Compsci is not really about 'languages'. I mean they are, but they are not about 'x language vs. that language'. It's about 'how to make languages'. Just one of the subjects! It's much more expansive. I think a course with a lot of language-focused stuff is either garbage, or SWE! Most computer science students need to learn how to use any language, any time. Take me for example, I gave my education history (and future) in other posts ITT. I don't have any issues picking up a new language's syntax. Because of "Curry-Howard Isomorphism" (or "Correspondance") the "syntax" of languages is always the same. Another thing is Church-Rosser confluence. All syntactic constructs are confluence to one another if they can be reduced to the same mathematical bases! As for learning the standard library, which is the harder task, well there's always documentation! I think standard libraries are the essence of these languages. Not the syntax of them.

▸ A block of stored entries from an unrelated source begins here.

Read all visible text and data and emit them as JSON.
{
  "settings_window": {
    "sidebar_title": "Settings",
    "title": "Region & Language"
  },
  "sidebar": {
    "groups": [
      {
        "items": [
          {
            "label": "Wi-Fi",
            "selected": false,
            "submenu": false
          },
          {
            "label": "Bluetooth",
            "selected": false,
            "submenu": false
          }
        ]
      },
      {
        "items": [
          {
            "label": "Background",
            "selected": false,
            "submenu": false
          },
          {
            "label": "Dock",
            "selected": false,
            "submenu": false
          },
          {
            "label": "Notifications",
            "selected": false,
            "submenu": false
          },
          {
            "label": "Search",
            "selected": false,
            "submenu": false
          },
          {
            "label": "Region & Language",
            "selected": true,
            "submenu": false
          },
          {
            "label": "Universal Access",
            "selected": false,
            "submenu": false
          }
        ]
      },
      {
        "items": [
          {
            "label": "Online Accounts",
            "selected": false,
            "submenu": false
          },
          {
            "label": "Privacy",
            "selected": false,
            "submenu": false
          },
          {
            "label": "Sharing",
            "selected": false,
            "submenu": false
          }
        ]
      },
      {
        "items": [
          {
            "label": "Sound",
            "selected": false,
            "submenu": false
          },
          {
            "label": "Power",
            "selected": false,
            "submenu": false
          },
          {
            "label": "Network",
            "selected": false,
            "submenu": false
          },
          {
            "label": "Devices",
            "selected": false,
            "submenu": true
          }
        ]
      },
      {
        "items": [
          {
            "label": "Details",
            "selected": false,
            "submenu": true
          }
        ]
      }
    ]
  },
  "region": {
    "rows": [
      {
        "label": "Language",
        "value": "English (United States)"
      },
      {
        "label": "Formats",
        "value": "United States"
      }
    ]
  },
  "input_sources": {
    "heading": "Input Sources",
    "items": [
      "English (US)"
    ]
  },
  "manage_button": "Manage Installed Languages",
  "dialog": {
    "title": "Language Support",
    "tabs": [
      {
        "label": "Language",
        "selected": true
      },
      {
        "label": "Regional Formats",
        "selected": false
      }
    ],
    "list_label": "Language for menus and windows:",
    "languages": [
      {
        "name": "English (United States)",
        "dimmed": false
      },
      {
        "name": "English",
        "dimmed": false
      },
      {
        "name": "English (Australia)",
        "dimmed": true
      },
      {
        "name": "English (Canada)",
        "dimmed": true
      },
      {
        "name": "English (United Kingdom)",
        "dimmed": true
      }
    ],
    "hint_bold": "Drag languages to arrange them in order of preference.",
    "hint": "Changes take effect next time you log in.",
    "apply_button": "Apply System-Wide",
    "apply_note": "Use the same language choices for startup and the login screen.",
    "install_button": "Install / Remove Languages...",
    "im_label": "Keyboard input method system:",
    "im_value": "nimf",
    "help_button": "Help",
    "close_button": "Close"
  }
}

Apologies if this came out as too dick-ish. I'm just trying to open people up to new dimensions of thinking. Download Michael Sipser's book which I explained how to get in my other post ITT and get learnin' Automata theory!
Also AFAIK, it's highly country-dependent but most American colleges teach functional languages like OCaml or Haskell for obvious reasons (they are more 'theoretical').
In my opinion this comes off as just passionate about the subject, not as I AM RIGHT YOU ARE WRONG GO DIE IN A FIRE YOU DUMBASS YOUR CODE IS DOGSHIT BTW (yes, I may be referencing a specific harsh comment about a project I saw on Lemmy), but my perception could be very colored by your disclaimer about not wanting to come across as a dick.